Stocks in the Asia-Pacific were mixed on the first day of trade of the second quarter of the year, with economists predicting China’s recovery will cushion the dampening effect of high global interest rates on the regional economy.
Mainland China’s bourses led gains in the wider region on Monday, with the Shenzhen Component closing its session 1.4% higher and the Shanghai Composite up by 0.72%.
“China’s growth recovery and north Asia’s earnings rebound in 2024 remain our key investment themes and overweight areas,” Goldman Sachs’ strategists, led by Timothy Moe, wrote in a Saturday note.
The firm reiterated its expectations for China’s economy to grow by 6% this year — more than the government’s target of “around 5%.” The Goldman strategists said their views are supported by strong activity data seen in the previous quarter.
China’s official manufacturing purchasing managers’ index rose to 52.6 in February, marking the highest reading of factory activity data since April 2012, before falling to 51.9 in March.
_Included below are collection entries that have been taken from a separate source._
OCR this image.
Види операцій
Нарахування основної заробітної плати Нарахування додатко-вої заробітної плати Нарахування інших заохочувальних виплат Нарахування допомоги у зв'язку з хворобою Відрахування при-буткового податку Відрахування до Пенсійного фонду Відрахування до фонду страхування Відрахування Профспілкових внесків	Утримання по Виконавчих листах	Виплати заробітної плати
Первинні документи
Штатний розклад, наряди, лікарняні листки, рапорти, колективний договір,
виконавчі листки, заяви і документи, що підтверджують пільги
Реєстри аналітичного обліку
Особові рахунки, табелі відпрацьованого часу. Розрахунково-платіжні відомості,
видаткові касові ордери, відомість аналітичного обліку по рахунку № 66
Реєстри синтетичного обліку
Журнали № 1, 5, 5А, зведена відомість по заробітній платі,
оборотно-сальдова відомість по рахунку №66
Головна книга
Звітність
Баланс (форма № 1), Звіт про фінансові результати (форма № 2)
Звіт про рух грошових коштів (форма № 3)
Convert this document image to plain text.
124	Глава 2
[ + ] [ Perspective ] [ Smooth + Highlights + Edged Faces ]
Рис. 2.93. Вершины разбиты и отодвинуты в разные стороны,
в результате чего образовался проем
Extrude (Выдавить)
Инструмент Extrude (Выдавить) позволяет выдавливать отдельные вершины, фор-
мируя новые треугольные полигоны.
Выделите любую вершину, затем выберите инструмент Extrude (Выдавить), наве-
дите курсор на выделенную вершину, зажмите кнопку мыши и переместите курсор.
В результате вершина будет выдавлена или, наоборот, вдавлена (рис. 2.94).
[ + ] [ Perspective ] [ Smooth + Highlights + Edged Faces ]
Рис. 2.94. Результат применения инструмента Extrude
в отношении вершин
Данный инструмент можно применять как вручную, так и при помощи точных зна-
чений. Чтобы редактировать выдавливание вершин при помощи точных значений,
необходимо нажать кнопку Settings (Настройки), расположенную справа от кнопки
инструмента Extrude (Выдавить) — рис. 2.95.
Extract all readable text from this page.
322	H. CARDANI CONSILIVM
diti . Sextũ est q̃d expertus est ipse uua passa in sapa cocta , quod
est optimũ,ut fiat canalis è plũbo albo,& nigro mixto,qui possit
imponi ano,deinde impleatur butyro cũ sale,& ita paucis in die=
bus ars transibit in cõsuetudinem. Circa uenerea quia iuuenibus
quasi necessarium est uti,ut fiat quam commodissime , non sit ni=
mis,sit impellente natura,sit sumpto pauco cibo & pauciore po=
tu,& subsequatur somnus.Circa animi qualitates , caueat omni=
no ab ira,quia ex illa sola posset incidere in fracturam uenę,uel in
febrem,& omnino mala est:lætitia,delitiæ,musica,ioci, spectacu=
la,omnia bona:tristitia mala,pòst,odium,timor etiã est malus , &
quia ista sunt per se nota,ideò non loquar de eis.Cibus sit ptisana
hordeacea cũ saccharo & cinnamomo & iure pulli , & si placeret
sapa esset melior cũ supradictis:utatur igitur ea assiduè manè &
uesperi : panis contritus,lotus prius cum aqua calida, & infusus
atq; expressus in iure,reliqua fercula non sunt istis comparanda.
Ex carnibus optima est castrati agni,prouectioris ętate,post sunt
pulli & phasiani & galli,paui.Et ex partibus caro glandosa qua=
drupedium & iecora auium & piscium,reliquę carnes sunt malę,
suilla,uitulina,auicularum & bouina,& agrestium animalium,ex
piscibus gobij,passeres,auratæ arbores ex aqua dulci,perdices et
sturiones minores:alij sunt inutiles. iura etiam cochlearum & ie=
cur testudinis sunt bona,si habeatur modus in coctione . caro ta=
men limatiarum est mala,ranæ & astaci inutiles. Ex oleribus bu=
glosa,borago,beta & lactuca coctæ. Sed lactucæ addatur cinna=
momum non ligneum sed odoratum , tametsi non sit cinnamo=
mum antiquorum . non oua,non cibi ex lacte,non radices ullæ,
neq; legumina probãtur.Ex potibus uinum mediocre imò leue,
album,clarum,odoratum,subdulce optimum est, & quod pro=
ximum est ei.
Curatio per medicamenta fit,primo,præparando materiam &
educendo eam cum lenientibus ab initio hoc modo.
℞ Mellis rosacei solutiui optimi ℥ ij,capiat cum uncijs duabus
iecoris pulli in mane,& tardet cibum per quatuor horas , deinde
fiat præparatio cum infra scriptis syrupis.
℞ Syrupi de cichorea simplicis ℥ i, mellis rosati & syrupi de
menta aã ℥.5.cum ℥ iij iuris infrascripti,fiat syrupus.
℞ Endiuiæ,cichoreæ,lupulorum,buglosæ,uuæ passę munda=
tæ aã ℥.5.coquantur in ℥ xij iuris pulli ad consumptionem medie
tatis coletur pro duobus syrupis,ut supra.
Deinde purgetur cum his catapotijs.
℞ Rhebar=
S&P Global Ratings, in its second quarter outlook report, added that although China’s growth may not completely erase the impact of a global slowdown on Asia-Pacific markets, it will provide some support.
“China’s economy is on track to recover this year. For other economies this will dampen but not offset the hit of slower growth in the U.S. and Europe, the fading impact of domestic re-opening post the pandemic, and higher interest rates,” S&P’s Asia-Pacific economists Louis Kuijs and Vishrut Rana wrote in the report.
“We maintain our cautiously optimistic outlook for Asia-Pacific,” S&P economists wrote.
Goldman Sachs strategists pointed to the volatility seen in Asia-Pacific stocks in the first quarter for the year.
“The first quarter of 2023 was a rollercoaster for investors in Asian regional equities,” the strategists wrote in the note.
The MSCI Asia Pacific ex-Japan index saw gains of roughly 11%, peaking at around 560 levels at the end of January.
It erased all of the gains by mid-March to fall below levels seen at the start of the year, and recently saw a rally of about 5%. That puts the index at a year-to-date gain of 3.62% as of last week’s close.
The index fell nearly 0.24% in a volatile first trading day of the quarter on Monday.
Goldman Sachs strategists added that overall macroeconomic conditions are beneficial for markets in the Asia-Pacific.
“The partial replacement of expectations of higher Fed rate hikes by lower US growth is relatively more favorable for most Asian economies,” Goldman strategists wrote, adding that “Asia appears relatively resilient to the recent DM [developed markets] banking stresses,” referring to recent banking turmoil in the United States and Europe.
BNP Paribas took a similar view.
“We think risks to Asian banks are limited,” BNP Paribas’ Manishi Raychaudhuri said in a March 27 note, describing the region’s debt-to-GDP ratios as relatively “safe.”
“Asia’s USD debt fell over the past 3 years and most Asian economies’ forex reserves appear safe relative to forex debt,” he wrote in the note.
“Liquidity remains abundant in Asia. Interest rates also have not risen too sharply in Asia,” he said.